The U.S. Environmental Protection Agency said earlier Friday that the pipeline was spewing oil at a rate of between 200 and 600 barrels per hour -the equivalent of up to 14,400 barrels day, a large spill by U.S. pipeline standards.
"The leaking has stopped," said Enbridge spokesman Larry Springer.
The incident comes less than two months after a smaller Enbridge line on the same Lakehead pipeline system was shut after spilling nearly 20,000 barrels in Michigan. Calgary-based Enbridge has still not been allowed to restart that line.
Oil prices surged $2.20 or nearly 3 percent, and the spread between the first and second-month oil futures contracts narrowed by $1, as the leak on the 467 mile line from Superior, Wisconsin to Griffith, Indiana threatened to slash oil supplies to the industrial U.S. Midwest region.

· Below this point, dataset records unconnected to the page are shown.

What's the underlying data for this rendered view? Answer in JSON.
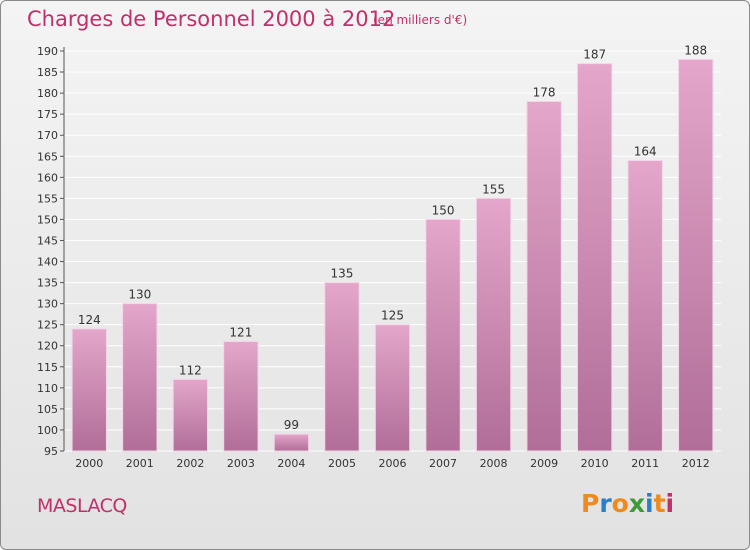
{
  "header": {
    "title": "Charges de Personnel 2000 à 2012",
    "subtitle": "(en milliers d'€)"
  },
  "footer": {
    "commune": "MASLACQ",
    "logo": "Proxiti"
  },
  "colors": {
    "accent": "#c0306a",
    "bar_top": "#e4a6ca",
    "bar_bottom": "#b06e98",
    "logo_letters": [
      "#f08a1c",
      "#2b7fc7",
      "#f08a1c",
      "#3f9a3a",
      "#2b7fc7",
      "#f08a1c",
      "#c0306a"
    ]
  },
  "chart_data": {
    "type": "bar",
    "title": "Charges de Personnel 2000 à 2012",
    "subtitle": "(en milliers d'€)",
    "categories": [
      "2000",
      "2001",
      "2002",
      "2003",
      "2004",
      "2005",
      "2006",
      "2007",
      "2008",
      "2009",
      "2010",
      "2011",
      "2012"
    ],
    "values": [
      124,
      130,
      112,
      121,
      99,
      135,
      125,
      150,
      155,
      178,
      187,
      164,
      188
    ],
    "yticks": [
      95,
      100,
      105,
      110,
      115,
      120,
      125,
      130,
      135,
      140,
      145,
      150,
      155,
      160,
      165,
      170,
      175,
      180,
      185,
      190
    ],
    "ylim": [
      95,
      190
    ],
    "grid": true,
    "xlabel": "",
    "ylabel": ""
  }
}
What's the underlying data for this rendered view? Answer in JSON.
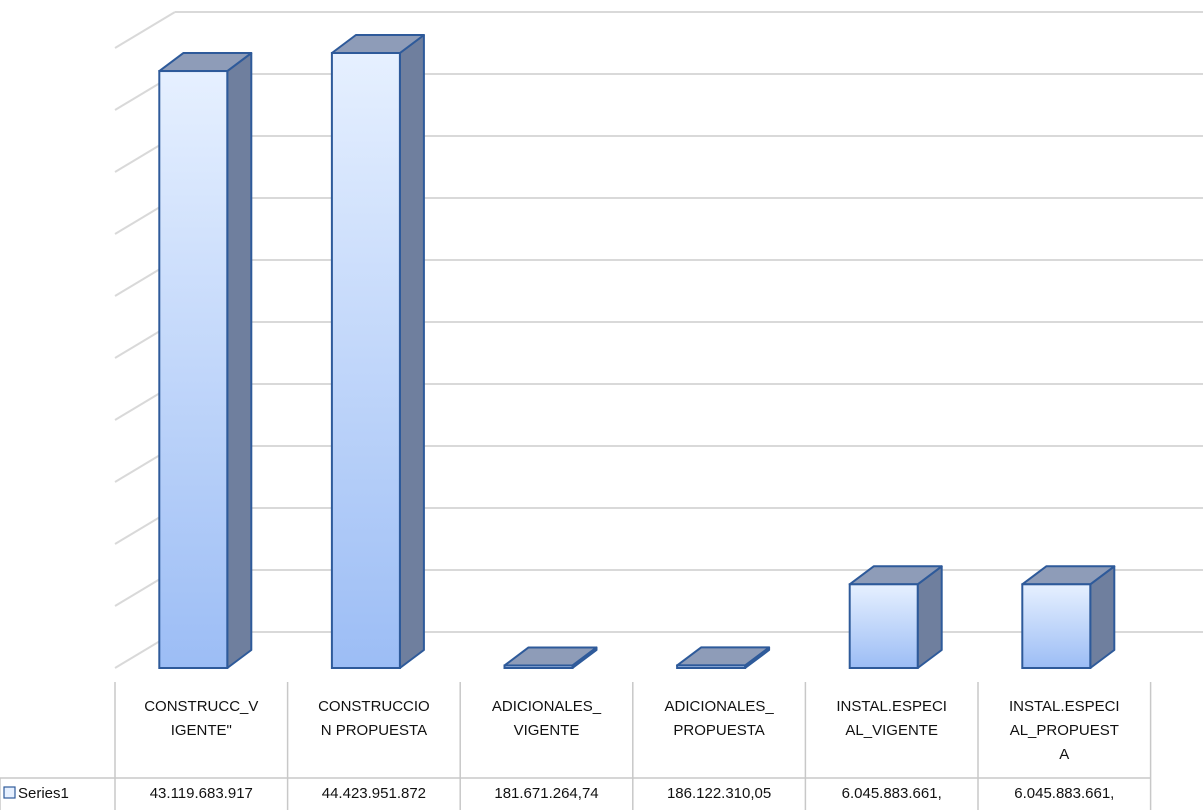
{
  "chart_data": {
    "type": "bar",
    "title": "",
    "xlabel": "",
    "ylabel": "",
    "grid": true,
    "legend": "data-table",
    "categories": [
      [
        "CONSTRUCC_V",
        "IGENTE\""
      ],
      [
        "CONSTRUCCIO",
        "N PROPUESTA"
      ],
      [
        "ADICIONALES_",
        "VIGENTE"
      ],
      [
        "ADICIONALES_",
        "PROPUESTA"
      ],
      [
        "INSTAL.ESPECI",
        "AL_VIGENTE"
      ],
      [
        "INSTAL.ESPECI",
        "AL_PROPUEST",
        "A"
      ]
    ],
    "series": [
      {
        "name": "Series1",
        "values": [
          43119683917,
          44423951872,
          181671264.74,
          186122310.05,
          6045883661,
          6045883661
        ],
        "labels": [
          "43.119.683.917",
          "44.423.951.872",
          "181.671.264,74",
          "186.122.310,05",
          "6.045.883.661,",
          "6.045.883.661,"
        ]
      }
    ],
    "ylim": [
      0,
      45000000000
    ],
    "colors": {
      "bar_front_top": "#e6f0ff",
      "bar_front_bottom": "#9cbdf5",
      "bar_side": "#6f7f9e",
      "bar_top": "#8e9cb8",
      "bar_stroke": "#2e5a9a",
      "grid": "#d9d9d9",
      "table_border": "#c8c8c8"
    }
  }
}
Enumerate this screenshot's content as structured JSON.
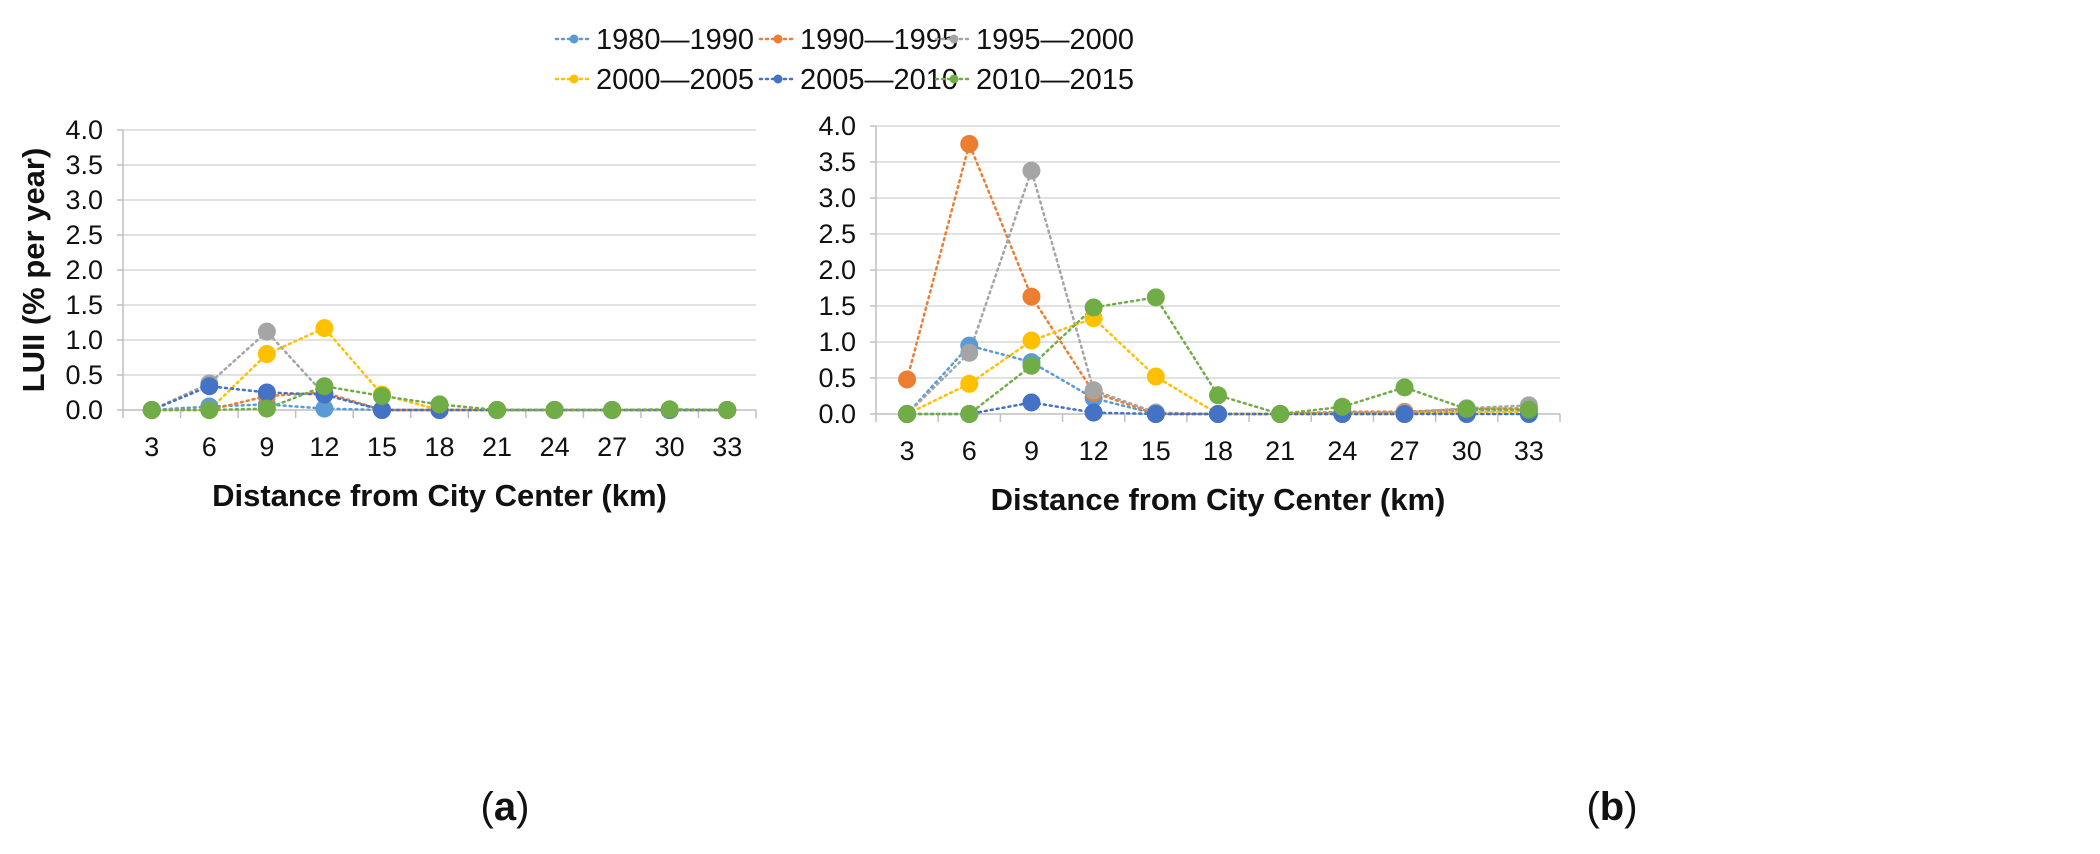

Analysts said the severity and rapid succession of spills on the aging Enbridge pipeline system -which is more than three decades old- could mean a lasting disruption in crude supplies. U.S. oil safety regulators are already on edge over
the recent BP oil spill in the Gulf of Mexico.
"Our guess is the leak could be fixed quickly. However, a second leak in this short a period of time is likely to attract regulatory scrutiny, which could take some time to resolve," said Simmons & Co. analysts in a note to investors.
Enbridge said the site had been isolated and the oil contained as more than 200 personnel were working on the scene, but added it could not give an estimate of the cause or scale of the leak, or when the line might resume shipments. A spokesman said normal operations could take time.
"We do believe there will be a significant impact to (pipeline) customers, and we're asking for their patience," Enbridge spokesman Glenn Herchak said earlier.
The most recent leak occured around Romeoville, Illinois, a town of around 40,000 located about 35 miles south west of Chicago.
Enbridge shut off and isolated the line in locations both north and south of where the spill was first discovered, around noon on Thursday. Assuming a steady flow-rate of 600 barrels per hour, or 14,400 barrels per day, it could rank among the ten largest U.S. pipeline spills of the past decade, according to U.S. government data.
Enbridge, Illinois and Federal officials are working to clean up the spill, the company said. Restarting the line would first require approval from the U.S. Department of Transportation (DOT).
A U.S. government official, who asked not to be named, told Reuters that there is no immediate plan to restart 6A and DOT inspectors are currently investigating the leak.
Enbridge shares fell 89 cents to C$51.99 in Toronto trade on Friday.
Canada shipped 1.75 million barrels of crude to the United States in the week to Sept. 3, making it by far the largest foreign supplier. Saudi Arabia, the No. 2 supplier, shipped 1.16 million bpd to U.S. markets last week, according to data from the U.S. Energy Information Administration.